I stuck at this integral while studying electrodynamics $$\int n_in_jn_ln_m\mathrm{d}\Omega$$ where $\textbf{n}$ is the unit vector with $$n_i=\frac{x_i}{r},\quad r=\sqrt{x^2+y^2+z^2},\quad x_1=x,x_2=y,x_3=z$$ i,j,l,m are indices 1,2 or 3,and with the Kronecker $\delta$ symbol defined as $$\delta_{ij}=\begin{cases} 1, &i=j\\ 0, &i\neq j \end{cases}$$ $\Omega$ is the solid angle and the integral is over the whole space. The answer is $$\frac{4\pi}{15}(\delta_{ij}\delta_{lm}+\delta_{il}\delta_{jm}+\delta_{im}\delta_{jl})$$ or for example, $$\int n_1n_1n_2n_2\mathrm{d}\Omega =\int_\theta\int_\varphi\frac{x^2y^2}{r^4}\sin\theta\mathrm{d}\theta\mathrm{d}\varphi=\frac{4\pi}{15}$$ (using spherical coordinates)
But how can I get this answer (without too much discussion)?
If needed, this integral originates from this problem

Answer 1

(Too long for a comment)

The choice of the system of coordinate is not prescribed regarding rotation - any new system obtained by means of rotation of the old one is also acceptable. On the other rhand, the result of the integration cannot depend on the choice of the system and should be invariant vs. any rotation. Therefore, the answer should be expressed in terms of some tensor, invariant over rotation. There are only two such tensors: $\epsilon_{ijk}$ (antisymmetric over permutation of any pair of its indices), and $\delta_{ik}$ (symmetric over permutation). $n_in_jn_kn_l$ is evidently symmetric over permutation, so we should construct the answer of the combination of $\delta_{ik}$.

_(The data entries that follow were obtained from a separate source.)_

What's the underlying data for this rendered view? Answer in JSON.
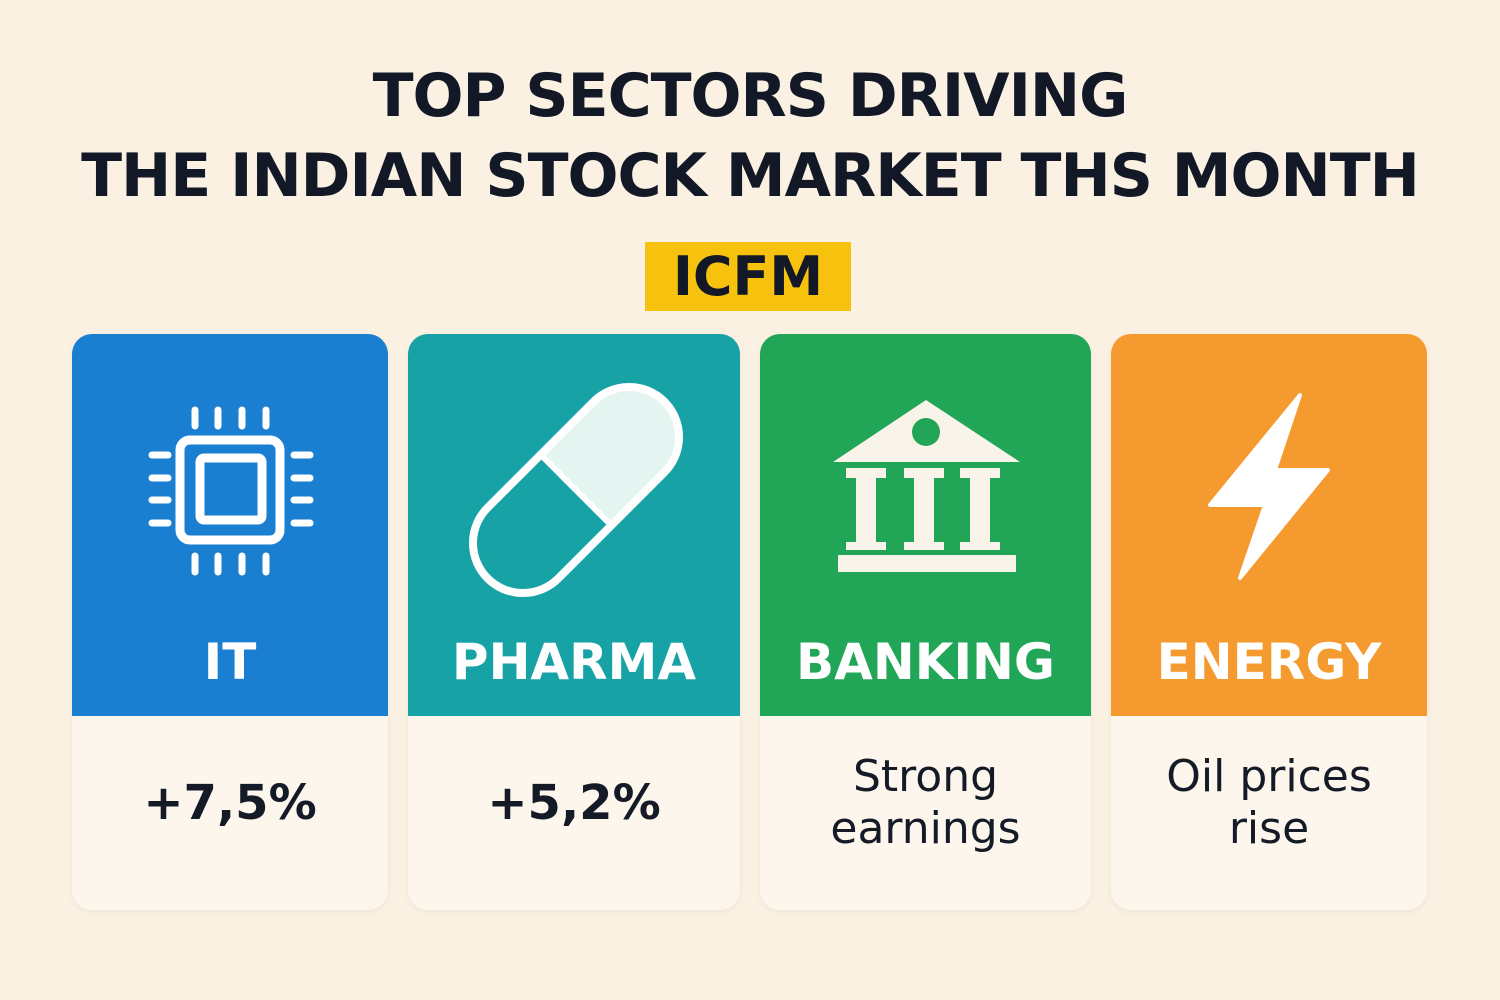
{
  "header": {
    "title_lines": [
      "TOP SECTORS DRIVING",
      "THE INDIAN STOCK MARKET THS MONTH"
    ],
    "badge": "ICFM"
  },
  "cards": [
    {
      "label": "IT",
      "detail": "+7,5%"
    },
    {
      "label": "PHARMA",
      "detail": "+5,2%"
    },
    {
      "label": "BANKING",
      "detail": "Strong earnings"
    },
    {
      "label": "ENERGY",
      "detail": "Oil prices rise"
    }
  ]
}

The general form is $\,a(\delta_{ij}\delta_{kl}+\delta_{ik}\delta_{jl}+\delta_{il}\delta_{jk})$ - evidently, symmetric over permutation of any pair of its indices. We just have to define the constant $a$. $$\int n_in_jn_kn_l \,d\Omega=a(\delta_{ij}\delta_{kl}+\delta_{ik}\delta_{jl}+\delta_{il}\delta_{jk})$$ Making the convolution of indices, for example, by means of $\delta_{ij}\delta_{kl}$ $$\int n_in_jn_kn_l \,\delta_{ij}\delta_{kl}\,d\Omega=a(\delta_{ij}\delta_{kl}+\delta_{ik}\delta_{jl}+\delta_{il}\delta_{jk})\delta_{ij}\delta_{kl}$$ (summation over repeated indices is implied). Given that $\,\delta_{ik}\delta_{kl}=\delta_{il}$; $\,\delta_{ik}\delta_{ik}=\delta_{ii}=1+1+1=3\,$, and $n_in_j\delta_{ij}=n_1^2+n_2^2+n_3^2=(\vec n)^2=1$ $$\int 1\cdot d\Omega=4\pi=a(3\cdot3+3+3)=15\,a$$ $$a=\frac{4\pi}{15}$$